Saluting Prof Stuart Hall
HALL… was ill for some time and had retreated from public life

MANKIND has been blessed by many brilliant thinkers, scholars and intellectuals who have pushed the boundaries of knowledge in their disciplines. The best of them have added to our knowledge by an innovation or an accretion of knowledge. Only few, the most brilliant, actually change the way a subject or a whole field of study is approached.

The late Professor Stuart Hall was such a scholar and original thinker. His field is known as cultural studies.

Few know that Prof Hall was a Jamaican, because he lived in Britain since 1951 until his death in London on Monday. Born in Kingston in 1932, he was educated at Jamaica College where, by his own description, he received a very good classical education. He won the Rhodes Scholarship and attended Oxford University, completing an MA in English.

He abandoned his PhD for political activity, becoming one of the founders of New Left Review, a Marxist academic journal, and later was active in Marxism Today.

Prof Hall made several seminal contributions from the Centre for Contemporary Studies at the University of Birmingham where he was appointed director in 1968. He was professor of sociology at Open University from 1979 to 1997.

His legacy is known as the British School of Cultural Studies or the Birmingham School of Cultural Studies of which he was one of the founders and leading exponents. His numerous books and publications range widely over racial prejudice in the media by a philosophic approach he called "encoding and decoding", diasporic identities of black migrants contending with multiple cultures, modernity, popular arts and cultural identity, race and ethnicity. He also wrote on more overtly political topics such as policing, Marxism and Thatcherism.

His central concern and approach start from the premise that culture is site and space for human action. People are simultaneously producers and consumers of culture, and in so doing culture is the context in which social relations of power, consent and coercion are established, mediated and changed. Social and political issues are contested and resolved through culture.

His thinking may seem esoteric, but we must recall that many of the foundational ideas of our culture and today's society were, at first, disparaged as too abstract and too radical. All new ideas go the route of being too different to be quickly appreciated, but some later become core methodologies of analysis.

In 2012, as part of the events to mark the Diamond Jubilee of the reign of Queen Elizabeth II, 60 persons were selected to be honoured. Two were Jamaicans, one of whom was Professor Stuart Hall.

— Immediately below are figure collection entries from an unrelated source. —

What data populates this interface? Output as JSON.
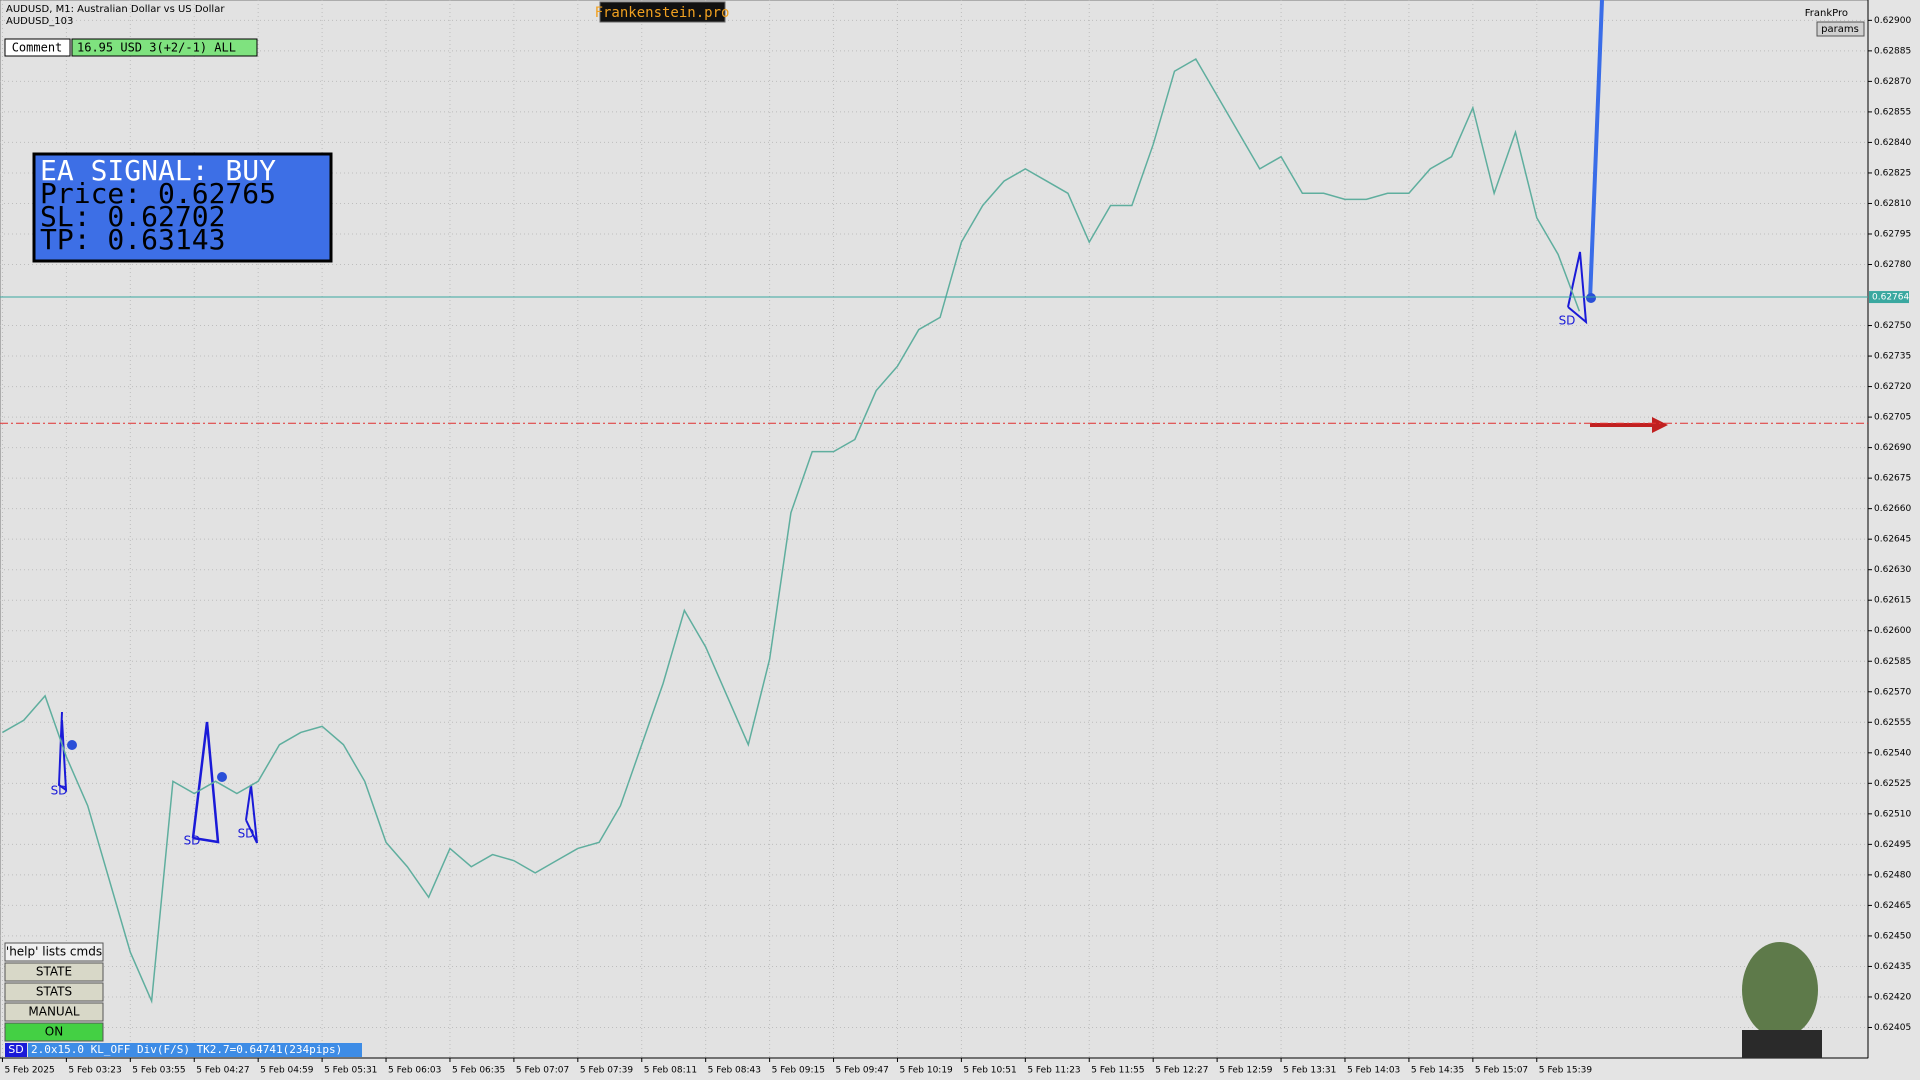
{
  "header": {
    "symbol": "AUDUSD, M1:  Australian Dollar vs US Dollar",
    "account": "AUDUSD_103",
    "brand": "Frankenstein.pro",
    "profile": "FrankPro",
    "params": "params"
  },
  "panels": {
    "comment": "Comment",
    "stats": "16.95 USD 3(+2/-1) ALL",
    "signal": [
      "EA SIGNAL: BUY",
      "Price: 0.62765",
      "SL:     0.62702",
      "TP:     0.63143"
    ],
    "buttons": [
      "'help' lists cmds",
      "STATE",
      "STATS",
      "MANUAL",
      "ON"
    ],
    "status_tag": "SD",
    "status": "2.0x15.0 KL_OFF Div(F/S) TK2.7=0.64741(234pips)"
  },
  "annotations": [
    "SD",
    "SD",
    "SD",
    "SD"
  ],
  "chart_data": {
    "type": "line",
    "color": "#5fae9e",
    "grid": true,
    "categories": [
      "5 Feb 2025",
      null,
      null,
      "5 Feb 03:23",
      null,
      null,
      "5 Feb 03:55",
      null,
      null,
      "5 Feb 04:27",
      null,
      null,
      "5 Feb 04:59",
      null,
      null,
      "5 Feb 05:31",
      null,
      null,
      "5 Feb 06:03",
      null,
      null,
      "5 Feb 06:35",
      null,
      null,
      "5 Feb 07:07",
      null,
      null,
      "5 Feb 07:39",
      null,
      null,
      "5 Feb 08:11",
      null,
      null,
      "5 Feb 08:43",
      null,
      null,
      "5 Feb 09:15",
      null,
      null,
      "5 Feb 09:47",
      null,
      null,
      "5 Feb 10:19",
      null,
      null,
      "5 Feb 10:51",
      null,
      null,
      "5 Feb 11:23",
      null,
      null,
      "5 Feb 11:55",
      null,
      null,
      "5 Feb 12:27",
      null,
      null,
      "5 Feb 12:59",
      null,
      null,
      "5 Feb 13:31",
      null,
      null,
      "5 Feb 14:03",
      null,
      null,
      "5 Feb 14:35",
      null,
      null,
      "5 Feb 15:07",
      null,
      null,
      "5 Feb 15:39",
      null,
      null
    ],
    "values": [
      0.6255,
      0.62556,
      0.62568,
      0.62538,
      0.62514,
      0.62478,
      0.62442,
      0.62418,
      0.62526,
      0.6252,
      0.62526,
      0.6252,
      0.62526,
      0.62544,
      0.6255,
      0.62553,
      0.62544,
      0.62526,
      0.62496,
      0.62484,
      0.62469,
      0.62493,
      0.62484,
      0.6249,
      0.62487,
      0.62481,
      0.62487,
      0.62493,
      0.62496,
      0.62514,
      0.62544,
      0.62574,
      0.6261,
      0.62592,
      0.62568,
      0.62544,
      0.62586,
      0.62658,
      0.62688,
      0.62688,
      0.62694,
      0.62718,
      0.6273,
      0.62748,
      0.62754,
      0.62791,
      0.62809,
      0.62821,
      0.62827,
      0.62821,
      0.62815,
      0.62791,
      0.62809,
      0.62809,
      0.62839,
      0.62875,
      0.62881,
      0.62863,
      0.62845,
      0.62827,
      0.62833,
      0.62815,
      0.62815,
      0.62812,
      0.62812,
      0.62815,
      0.62815,
      0.62827,
      0.62833,
      0.62857,
      0.62815,
      0.62845,
      0.62803,
      0.62785,
      0.62757
    ],
    "ylim": [
      0.6239,
      0.6291
    ],
    "yticks": [
      {
        "value": 0.62405,
        "label": "0.62405"
      },
      {
        "value": 0.6242,
        "label": "0.62420"
      },
      {
        "value": 0.62435,
        "label": "0.62435"
      },
      {
        "value": 0.6245,
        "label": "0.62450"
      },
      {
        "value": 0.62465,
        "label": "0.62465"
      },
      {
        "value": 0.6248,
        "label": "0.62480"
      },
      {
        "value": 0.62495,
        "label": "0.62495"
      },
      {
        "value": 0.6251,
        "label": "0.62510"
      },
      {
        "value": 0.62525,
        "label": "0.62525"
      },
      {
        "value": 0.6254,
        "label": "0.62540"
      },
      {
        "value": 0.62555,
        "label": "0.62555"
      },
      {
        "value": 0.6257,
        "label": "0.62570"
      },
      {
        "value": 0.62585,
        "label": "0.62585"
      },
      {
        "value": 0.626,
        "label": "0.62600"
      },
      {
        "value": 0.62615,
        "label": "0.62615"
      },
      {
        "value": 0.6263,
        "label": "0.62630"
      },
      {
        "value": 0.62645,
        "label": "0.62645"
      },
      {
        "value": 0.6266,
        "label": "0.62660"
      },
      {
        "value": 0.62675,
        "label": "0.62675"
      },
      {
        "value": 0.6269,
        "label": "0.62690"
      },
      {
        "value": 0.62705,
        "label": "0.62705"
      },
      {
        "value": 0.6272,
        "label": "0.62720"
      },
      {
        "value": 0.62735,
        "label": "0.62735"
      },
      {
        "value": 0.6275,
        "label": "0.62750"
      },
      {
        "value": 0.6278,
        "label": "0.62780"
      },
      {
        "value": 0.62795,
        "label": "0.62795"
      },
      {
        "value": 0.6281,
        "label": "0.62810"
      },
      {
        "value": 0.62825,
        "label": "0.62825"
      },
      {
        "value": 0.6284,
        "label": "0.62840"
      },
      {
        "value": 0.62855,
        "label": "0.62855"
      },
      {
        "value": 0.6287,
        "label": "0.62870"
      },
      {
        "value": 0.62885,
        "label": "0.62885"
      },
      {
        "value": 0.629,
        "label": "0.62900"
      }
    ],
    "current_price": {
      "value": 0.62764,
      "label": "0.62764"
    },
    "sl_line": 0.62702
  }
}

We are pleased that his life and work were celebrated by the Centre for Caribbean Thought of the University of the West Indies at a major conference, and publication of a book of the conference papers available as Caribbean Reasoning: Culture, Politics, Race and Diaspora. The Thought of Stuart Hall.

As a society, we do not give as much attention to our scholars as we do to our entertainers and athletes. Today, we invite all Jamaicans to join us recognising Prof Stuart Hall, a distinguished Jamaican who delivered to the world a genre of cultural studies from the launch pad of Jamaica where his early intellectual promise was nurtured.